I meant to mention earlier my nomination for ‘useful if quirky’ cars as Richard requested. Pretty obvious, really:
From a time when Škoda was allowed to make really interesting cars.
There was a period when Skoda had a nice line in “frankencars” such as the Superb that was really a LWB Passat. The Yeti is even more astounding.
Indeed. My sister-in-law and her husband have a Yeti 2.0-litre 4×4 Adventure special edition, in white with a black roof. It’s also the better looking pre-facelift model, exactly like this one:
I saw it in Tuesday when they came for lunch. It really is a lovely car. The seats have inserts with a rather natty tyre tread pattern:
That tyre tread pattern is an expression of what it says on the rear screen: ARUTNEVDA
It is a long time since I last heard the expression “rather natty”, Daniel. Thanks for the reminder!
You’re welcome, Peter!
For the Netherlands, the answer is easy:
Utilitarian and suprisingly much fun, though I’m not sure about how roomy they are (excellent in the front, not sure about the back seats and the boot is tiny). That, or any number of older kei cars and the occasional Panda of various makes. However, I’m not sure that I’d want to drive through a French field with a basket of eggs in the back, as was the apocryphical use case of the 2CV, in any of these, Ignis included.
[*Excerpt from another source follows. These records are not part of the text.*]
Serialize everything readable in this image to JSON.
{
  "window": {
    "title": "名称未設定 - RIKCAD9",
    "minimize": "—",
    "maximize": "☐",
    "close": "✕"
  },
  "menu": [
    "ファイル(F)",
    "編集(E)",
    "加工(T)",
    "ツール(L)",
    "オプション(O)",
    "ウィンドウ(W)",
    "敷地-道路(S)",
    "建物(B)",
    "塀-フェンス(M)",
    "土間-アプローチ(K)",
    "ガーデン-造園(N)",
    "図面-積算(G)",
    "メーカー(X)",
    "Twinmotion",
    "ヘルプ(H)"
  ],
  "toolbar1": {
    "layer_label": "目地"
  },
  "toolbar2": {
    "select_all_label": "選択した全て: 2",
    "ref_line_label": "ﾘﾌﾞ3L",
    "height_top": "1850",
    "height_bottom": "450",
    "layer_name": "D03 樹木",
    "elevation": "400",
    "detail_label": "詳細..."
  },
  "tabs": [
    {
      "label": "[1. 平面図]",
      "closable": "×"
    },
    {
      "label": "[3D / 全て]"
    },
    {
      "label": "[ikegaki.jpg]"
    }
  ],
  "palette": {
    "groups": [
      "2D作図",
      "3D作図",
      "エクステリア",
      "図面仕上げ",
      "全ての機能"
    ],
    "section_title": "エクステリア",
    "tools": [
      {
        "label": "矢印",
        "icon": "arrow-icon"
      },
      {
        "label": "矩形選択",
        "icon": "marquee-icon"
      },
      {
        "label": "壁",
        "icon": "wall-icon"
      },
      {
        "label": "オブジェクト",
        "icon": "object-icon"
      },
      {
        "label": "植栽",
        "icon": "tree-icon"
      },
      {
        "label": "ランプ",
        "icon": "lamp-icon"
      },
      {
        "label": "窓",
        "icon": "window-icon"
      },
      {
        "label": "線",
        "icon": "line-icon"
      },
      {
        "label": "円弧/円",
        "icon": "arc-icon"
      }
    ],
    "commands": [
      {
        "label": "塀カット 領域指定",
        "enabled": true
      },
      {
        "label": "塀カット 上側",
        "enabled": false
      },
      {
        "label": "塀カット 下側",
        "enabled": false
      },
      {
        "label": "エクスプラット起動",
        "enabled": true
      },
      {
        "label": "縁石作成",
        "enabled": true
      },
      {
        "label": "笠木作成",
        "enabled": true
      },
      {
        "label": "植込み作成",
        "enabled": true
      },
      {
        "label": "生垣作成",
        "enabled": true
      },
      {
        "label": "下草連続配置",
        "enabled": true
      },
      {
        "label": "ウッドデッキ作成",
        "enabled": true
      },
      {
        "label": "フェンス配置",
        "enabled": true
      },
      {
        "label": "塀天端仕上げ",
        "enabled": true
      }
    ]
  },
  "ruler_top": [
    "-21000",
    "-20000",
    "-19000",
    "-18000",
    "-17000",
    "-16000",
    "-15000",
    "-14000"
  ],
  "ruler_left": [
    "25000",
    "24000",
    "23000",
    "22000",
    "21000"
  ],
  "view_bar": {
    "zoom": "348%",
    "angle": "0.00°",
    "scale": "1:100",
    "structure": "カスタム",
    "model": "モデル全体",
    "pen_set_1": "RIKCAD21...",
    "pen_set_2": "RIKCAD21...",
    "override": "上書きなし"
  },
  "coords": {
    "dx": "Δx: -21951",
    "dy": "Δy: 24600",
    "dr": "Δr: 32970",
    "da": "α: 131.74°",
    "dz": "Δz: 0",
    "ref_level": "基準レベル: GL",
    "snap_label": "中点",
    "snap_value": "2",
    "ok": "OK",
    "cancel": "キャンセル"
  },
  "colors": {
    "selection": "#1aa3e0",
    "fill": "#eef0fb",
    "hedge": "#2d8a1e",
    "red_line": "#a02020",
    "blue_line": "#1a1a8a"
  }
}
I rarely see Ignises around, I think (or are they so invisible as to blend into the woodwork?). I’m still not taken with the second generation, though I see your point. That first generation is very nice though: one of those typically Japanese designs full of surprisingly well thought out details, but in a somewhat bland overall package.
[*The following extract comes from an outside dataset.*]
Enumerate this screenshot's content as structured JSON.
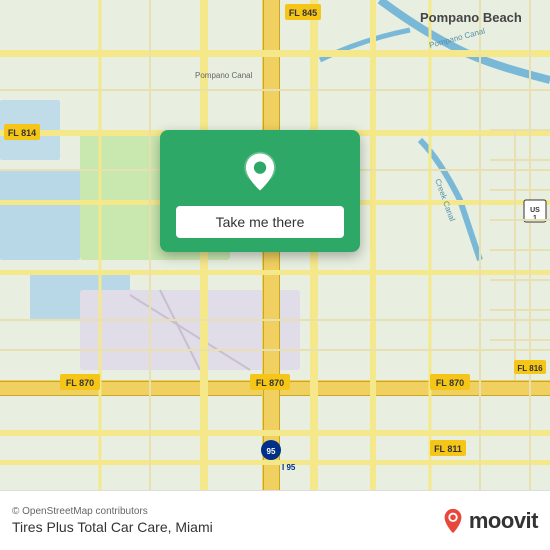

My shout-out is with Tom V for the C1/107/Aygo – we’ve had a 2006 107 in the family from new and it is still going strong. I think of it as a Renault 4 successor – a bit more solid than the 2CV and has a modern, just-right feel. Lots of lovely sky blue painted metal inside, but also A/C and (to our special order) 6 airbags . After some initial problems with a few weak components (water pump, original clutch, window hinges) it has settled to a generally reliable rhythm and I am excited to get it back from our son who has used it for the past years and now need something a bit bigger.
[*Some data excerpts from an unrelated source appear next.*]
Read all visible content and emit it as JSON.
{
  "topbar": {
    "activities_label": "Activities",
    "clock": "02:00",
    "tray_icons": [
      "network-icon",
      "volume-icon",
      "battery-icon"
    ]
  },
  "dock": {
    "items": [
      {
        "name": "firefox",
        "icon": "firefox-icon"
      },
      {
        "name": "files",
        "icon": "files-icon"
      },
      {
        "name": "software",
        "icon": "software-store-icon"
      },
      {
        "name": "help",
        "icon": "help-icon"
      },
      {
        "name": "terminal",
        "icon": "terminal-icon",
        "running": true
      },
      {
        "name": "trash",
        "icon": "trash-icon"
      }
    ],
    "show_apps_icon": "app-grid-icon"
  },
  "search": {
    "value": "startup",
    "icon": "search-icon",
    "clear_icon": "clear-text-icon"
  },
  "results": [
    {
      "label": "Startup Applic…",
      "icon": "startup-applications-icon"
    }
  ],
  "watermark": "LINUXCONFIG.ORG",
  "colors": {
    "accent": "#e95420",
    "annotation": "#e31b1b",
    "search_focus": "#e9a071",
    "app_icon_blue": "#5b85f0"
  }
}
The size is perfect for town – it does get blown about on windy motorways, though. And ours smells of petrol… Moving house my son folded the back seat and loaded the car to the roof. Turns out that the fuel pump sits under the middle of the rear seat. Being a four-seater, this area does not usually take much weight. Loaded with cargo, something snapped.. . three years later it no longer smells like an immediate fire hazard (the seat cushion soaked up quite a bit of petrol at the time, the rest ended up in a pool on the ground). Live and learn!